Jusqu'à Dijon, un silence pesant régna dans le compartiment, où seul le grincement assourdissant des roues produisait une mélodie en arrière-plan. Cela me permit d'admirer ma compagne de voyage. Elle demeurait indifférente à mon regard, nichée dans sa couchette, promenant par moments ses yeux sur sa robe blanche aux rayures roses, rappelant avec allégresse celle du jeune couple à la gare, et fixant notre fenêtre commune. Lorsque nos regards se croisaient, elle esquissait un sourire, mais ne laissait transparaître aucun désir de conversation. Dans cet environnement à la fois hostile à ma curiosité insatiable et agréable où je nourrissais mon imagination, j'ai réussi à apaiser mes craintes du départ grâce à l'originalité de cette première rencontre.
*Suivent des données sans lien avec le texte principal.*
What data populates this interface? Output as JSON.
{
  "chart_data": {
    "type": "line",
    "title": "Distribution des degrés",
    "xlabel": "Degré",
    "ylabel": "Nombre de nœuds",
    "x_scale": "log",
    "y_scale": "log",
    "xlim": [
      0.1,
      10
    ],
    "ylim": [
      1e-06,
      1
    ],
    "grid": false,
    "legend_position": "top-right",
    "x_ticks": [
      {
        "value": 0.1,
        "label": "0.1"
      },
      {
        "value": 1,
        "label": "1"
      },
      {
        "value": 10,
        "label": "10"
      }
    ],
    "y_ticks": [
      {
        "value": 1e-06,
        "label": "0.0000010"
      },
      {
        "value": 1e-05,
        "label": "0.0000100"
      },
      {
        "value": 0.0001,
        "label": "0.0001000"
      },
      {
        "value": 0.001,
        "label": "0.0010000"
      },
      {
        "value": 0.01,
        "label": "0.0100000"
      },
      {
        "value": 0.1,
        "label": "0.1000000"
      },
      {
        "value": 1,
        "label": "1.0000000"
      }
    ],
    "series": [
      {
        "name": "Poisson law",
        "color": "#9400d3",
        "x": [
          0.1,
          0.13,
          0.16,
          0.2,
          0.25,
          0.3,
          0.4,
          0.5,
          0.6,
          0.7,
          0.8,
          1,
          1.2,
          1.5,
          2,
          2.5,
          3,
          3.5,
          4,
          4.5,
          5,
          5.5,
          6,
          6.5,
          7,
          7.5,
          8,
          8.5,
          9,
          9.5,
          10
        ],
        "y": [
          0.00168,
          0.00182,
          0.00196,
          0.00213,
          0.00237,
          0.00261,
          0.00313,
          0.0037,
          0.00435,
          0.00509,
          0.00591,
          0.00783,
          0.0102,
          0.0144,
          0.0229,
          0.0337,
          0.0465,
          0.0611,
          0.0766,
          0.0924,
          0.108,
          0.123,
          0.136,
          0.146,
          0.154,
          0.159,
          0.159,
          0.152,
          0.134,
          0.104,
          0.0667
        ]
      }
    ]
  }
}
Après avoir dépassé la gare de Dijon, une discussion prit forme. J'en conclus que le silence jusqu'alors pouvait être interprété comme une épreuve : ses yeux me scrutaient telle une chatte s'assurant de ma personnalité, si j'étais un homme chaleureux ou vouée à la décadence ? Elle avait sans doute entamé sa propre réflexion intime sur ma décision de quitter la capitale grise et morose, où les chiens errants et les passionnés de révoltes incessantes hurlaient sans cesse, prêts à se précipiter vers le Sud en quête de chaleur. Son nom était Rose Ferrand, fille d'un modeste chef d'orchestre qui interprétait quelques morceaux de Smetana, Dvořák ou Sibelius dans un modeste opéra provincial, tentant désespérément d'attirer une foule et de l'arracher à l'écoute des mélodies répétitives de Berlioz et Offenbach. Elle cherchait à rejoindre sa belle-mère à Hyères, qui lui réservait un repos ponctué de balades au bord de l'eau et de visites chez des amis d'enfance dans l'arrière-pays varois. Toutefois, en écoutant attentivement son récit, qui semblait peut-être trop planifié, j'osais croire qu'elle n'entreprenait pas ce voyage uniquement pour rendre visite à sa belle-mère, qui suscitait en elle quelques agacements modérés. Son sourire ravissant troublait mes réflexions, mais me permettait d'émettre une hypothèse. Ce sourire - lentement dénué d'expression - reflétait un désir violent, brutal, absolu, presque obsessionnel. Le regard de ses yeux dénotait un élan vers la liberté, que l'on pouvait traduire par le retour du soleil après la tempête. Elle fuyait une âme, un corps, une formule spirituelle. Bien que réprimés, les nuages gris chargés d'électricité menaçaient constamment son existence dans l'enceinte de la capitale, où chaque désir pouvait se transformer en une réalité impardonnable, donnant ainsi raison à la proposition de sa belle-mère.
Les paysages verdoyants s'effaçaient progressivement face à la chaleur brûlante de la Méditerranée. J'ai dirigé mon regard vers les montagnes qui émergeaient à l'horizon, annonçant les premiers signes de la province. Rose et moi avons décidé d'ouvrir la fenêtre et de nous adonner à une dégustation olfactive des parfums environnants, d'abord subtils, puis puissants dès Mâcon. Le vent apportait une légère vibration à nos corps épuisés. Les oscillations du train berçaient nos corps, les invitant à s'adapter à cette nouvelle tendance. Je m'attendais à un long voyage, surtout lorsque les agents nous ont annoncé qu'en huit heures seulement, nous avions atteint Lyon, et qu'il nous restait toute une nuit avant de pouvoir contempler Marseille.